Werther Santana/AE
Werther Santana/AE

Muay thai invade academias de São Paulo e ganha as mulheres

Luta tailandesa cai no gosto das paulistanas por elevar autoconfiança e queimar muitas calorias

Valéria França, O Estado de S.Paulo

02 de fevereiro de 2012 | 22h41

SÃO PAULO - O muay thai, antes ensinado apenas nas escolas de artes marciais, agora virou a grande atração das academias de ginástica de São Paulo. Mulheres de todas as idades lotam as salas de aula para aprender golpes de defesa pessoal, que prometem queimar até 1 mil calorias durante uma hora de prática intensa.

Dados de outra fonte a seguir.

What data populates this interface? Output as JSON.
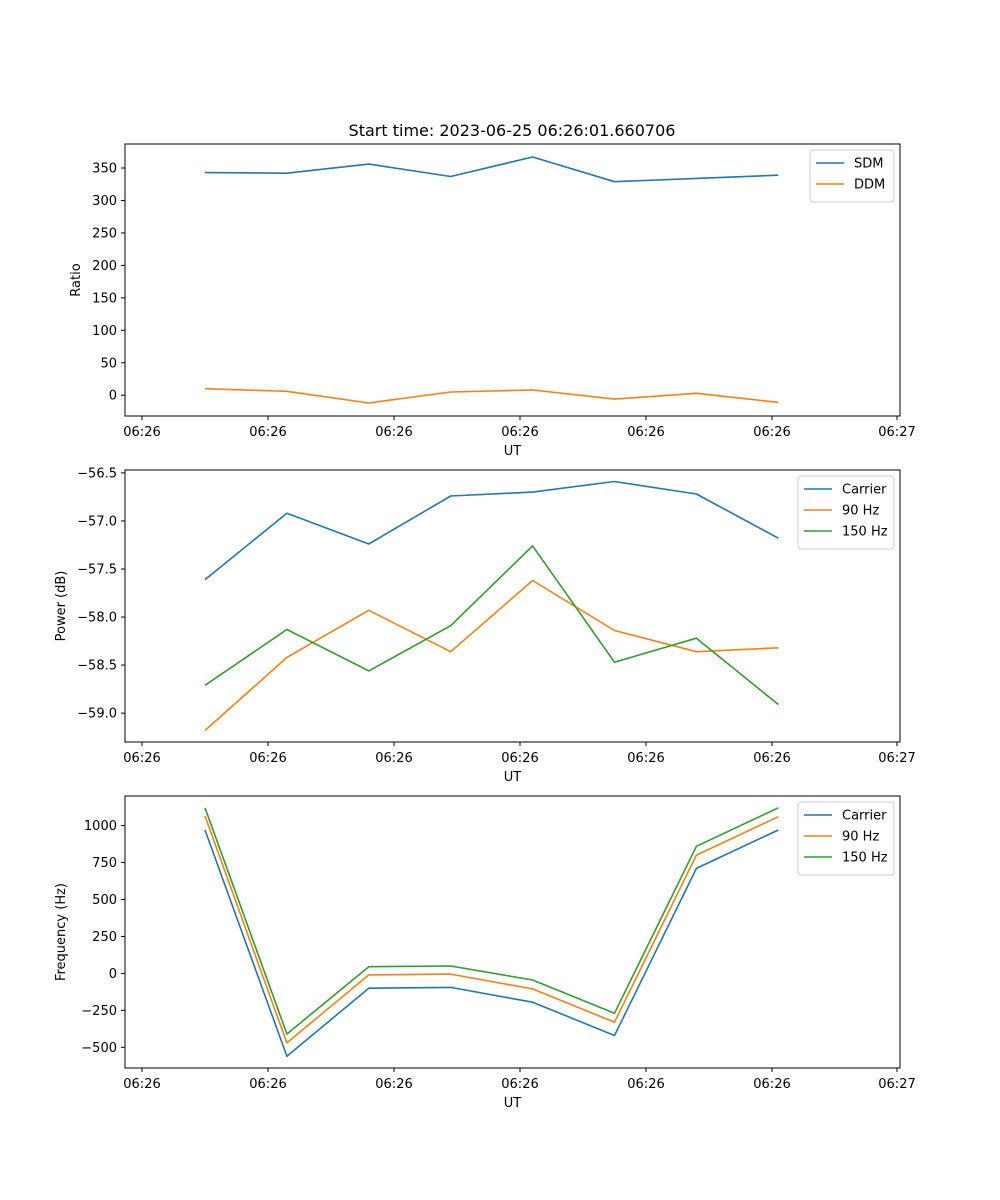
{
  "figure": {
    "title": "Start time: 2023-06-25 06:26:01.660706"
  },
  "chart_data": [
    {
      "type": "line",
      "title": "Start time: 2023-06-25 06:26:01.660706",
      "xlabel": "UT",
      "ylabel": "Ratio",
      "xlim": [
        0,
        6.1
      ],
      "ylim": [
        -32,
        387
      ],
      "xticks": [
        0,
        1,
        2,
        3,
        4,
        5,
        6
      ],
      "xtick_labels": [
        "06:26",
        "06:26",
        "06:26",
        "06:26",
        "06:26",
        "06:26",
        "06:27"
      ],
      "yticks": [
        0,
        50,
        100,
        150,
        200,
        250,
        300,
        350
      ],
      "ytick_labels": [
        "0",
        "50",
        "100",
        "150",
        "200",
        "250",
        "300",
        "350"
      ],
      "legend_position": "top-right",
      "grid": false,
      "x": [
        0.5,
        1.15,
        1.8,
        2.45,
        3.1,
        3.75,
        4.4,
        5.05
      ],
      "series": [
        {
          "name": "SDM",
          "color": "#1f77b4",
          "values": [
            343,
            342,
            356,
            337,
            367,
            329,
            334,
            339
          ]
        },
        {
          "name": "DDM",
          "color": "#ff7f0e",
          "values": [
            10,
            6,
            -12,
            5,
            8,
            -6,
            3,
            -11
          ]
        }
      ]
    },
    {
      "type": "line",
      "title": "",
      "xlabel": "UT",
      "ylabel": "Power (dB)",
      "xlim": [
        0,
        6.1
      ],
      "ylim": [
        -59.3,
        -56.47
      ],
      "xticks": [
        0,
        1,
        2,
        3,
        4,
        5,
        6
      ],
      "xtick_labels": [
        "06:26",
        "06:26",
        "06:26",
        "06:26",
        "06:26",
        "06:26",
        "06:27"
      ],
      "yticks": [
        -59.0,
        -58.5,
        -58.0,
        -57.5,
        -57.0,
        -56.5
      ],
      "ytick_labels": [
        "−59.0",
        "−58.5",
        "−58.0",
        "−57.5",
        "−57.0",
        "−56.5"
      ],
      "legend_position": "top-right",
      "grid": false,
      "x": [
        0.5,
        1.15,
        1.8,
        2.45,
        3.1,
        3.75,
        4.4,
        5.05
      ],
      "series": [
        {
          "name": "Carrier",
          "color": "#1f77b4",
          "values": [
            -57.61,
            -56.92,
            -57.24,
            -56.74,
            -56.7,
            -56.59,
            -56.72,
            -57.18
          ]
        },
        {
          "name": "90 Hz",
          "color": "#ff7f0e",
          "values": [
            -59.18,
            -58.42,
            -57.93,
            -58.36,
            -57.62,
            -58.14,
            -58.36,
            -58.32
          ]
        },
        {
          "name": "150 Hz",
          "color": "#2ca02c",
          "values": [
            -58.71,
            -58.13,
            -58.56,
            -58.09,
            -57.26,
            -58.47,
            -58.22,
            -58.91
          ]
        }
      ]
    },
    {
      "type": "line",
      "title": "",
      "xlabel": "UT",
      "ylabel": "Frequency (Hz)",
      "xlim": [
        0,
        6.1
      ],
      "ylim": [
        -640,
        1200
      ],
      "xticks": [
        0,
        1,
        2,
        3,
        4,
        5,
        6
      ],
      "xtick_labels": [
        "06:26",
        "06:26",
        "06:26",
        "06:26",
        "06:26",
        "06:26",
        "06:27"
      ],
      "yticks": [
        -500,
        -250,
        0,
        250,
        500,
        750,
        1000
      ],
      "ytick_labels": [
        "−500",
        "−250",
        "0",
        "250",
        "500",
        "750",
        "1000"
      ],
      "legend_position": "top-right",
      "grid": false,
      "x": [
        0.5,
        1.15,
        1.8,
        2.45,
        3.1,
        3.75,
        4.4,
        5.05
      ],
      "series": [
        {
          "name": "Carrier",
          "color": "#1f77b4",
          "values": [
            970,
            -560,
            -100,
            -95,
            -195,
            -420,
            710,
            970
          ]
        },
        {
          "name": "90 Hz",
          "color": "#ff7f0e",
          "values": [
            1065,
            -470,
            -10,
            -5,
            -105,
            -330,
            800,
            1060
          ]
        },
        {
          "name": "150 Hz",
          "color": "#2ca02c",
          "values": [
            1120,
            -410,
            45,
            50,
            -45,
            -270,
            860,
            1120
          ]
        }
      ]
    }
  ]
}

O treinamento é pesado. Pelo menos em 40 dos 60 minutos da aula, os alunos passam por um circuito de exercícios aeróbicos. Além de correr em círculo, fazem polichinelos, abdominais e flexão, sem parar. Só depois partem para os golpes. Valem socos, chutes e até ataques com os joelhos e os cotovelos.

O esporte começou a se popularizar entre as mulheres quando a apresentadora Sabrina Sato anunciou que sua boa forma vinha justamente da prática dessa modalidade de luta. Logo depois, foi a vez de a global Christine Fernandes se revelar uma adepta do esporte.

Na Reebok, o professor Roger Chedid montou uma equipe de personals especializada em muay thai. "Antes, eu era o único da academia que ensinava a modalidade, mas surgiram tantos interessados que acabei montando uma lista de espera. Por isso criei um grupo com instrutores." Entre os alunos estão a ex-panicat Dani Bolina e o seu namorado, o modelo Mateus Verdelho. "É uma das maneiras mais rápidas de entrar em forma", diz o personal, ao explicar o motivo de tanto sucesso.

Há pouco mais de seis meses, a academia Runner resolveu testar a aceitação do público e colocou a atividade como uma aula especial de sábado, algo experimental. Apareceram 60 alunos, uma frequência três vezes maior do que em uma aula regular. Foi o suficiente para o muay thai entrar na grade horária em três das 12 unidades da Runner.

É mais difícil do que o boxe? "Na verdade, não, mas tem uma quantidade maior de combinações de movimentos. Pede um pouco mais de coordenação", explica o instrutor Tomas Cabrera, de 50 anos, coordenador de lutas da academia Runner. "E as mulheres gostam porque o muay thai trabalha perna e glúteo." Segundo ele, de cada dez praticantes, oito são mulheres.

Luvas rosas. Em homenagem a elas, nas salas de aula da Runner, os acessórios seguem uma linha fashion. Há luva amarela e até pink. A universitária Fernanda Araújo, de 22 anos, sempre que pode escolhe a rosa. "Depois de três meses de aula, meu cruzado já está ficando bom. Além de aprender a me defender, a aula queima mais calorias do que o boxe tradicional."

Inaugurada no fim do ano passado, a Concept, em Pinheiros, zona oeste da capital, oferece a versão light da modalidade. "Mesmo assim precisa ter muito fôlego", diz a cantora Marilda Teixeira de Almeida, de 46 anos, que acorda às 7 horas para fazer a aula de muay thai. "Mas é incrível. Às vezes, chego lá muito estressada e acabo descarregando tudo nos golpes que estou aprendendo a dar", conta Marilda, que é síndica do prédio onde mora. "Penso no zelador, nos moradores que não dão sossego. Solto toda a minha fúria ali na aula."

Para encarar uma aula, segundo os professores, o aluno deve ter algum preparo físico. Caso contrário, corre o risco de se machucar. Até porque os alunos ficam descalços e quem não está com a musculatura firme acaba torcendo o pé ou sofrendo outros tipos comuns de lesão. "Já chorei muitas vezes durante a aula", diz a estudante Fernanda, que achava os exercícios pesados. "Eu já estou me acostumando. Mas ainda sou a que mais reclama dos exercícios de condicionamento físico."

Para aprender o básico da luta, Cabrera diz que são necessários pelo menos seis meses de aula. Depois de dois meses de treino na academia, a estudante Renata Cristina, de 16 anos, diz que pretende competir. "Meu professor falou que logo posso partir para um treino mais sério, numa escola de artes marciais."

Além de deixar o corpo malhado, esse esporte tem uma série de benefícios, segundo o instrutor Ivan Albuquerque, de 24 anos, da Concept. "Dá equilíbrio, coordenação motora, força e autoconfiança. As mulheres aprendem os golpes de defesa pessoal para a vida toda."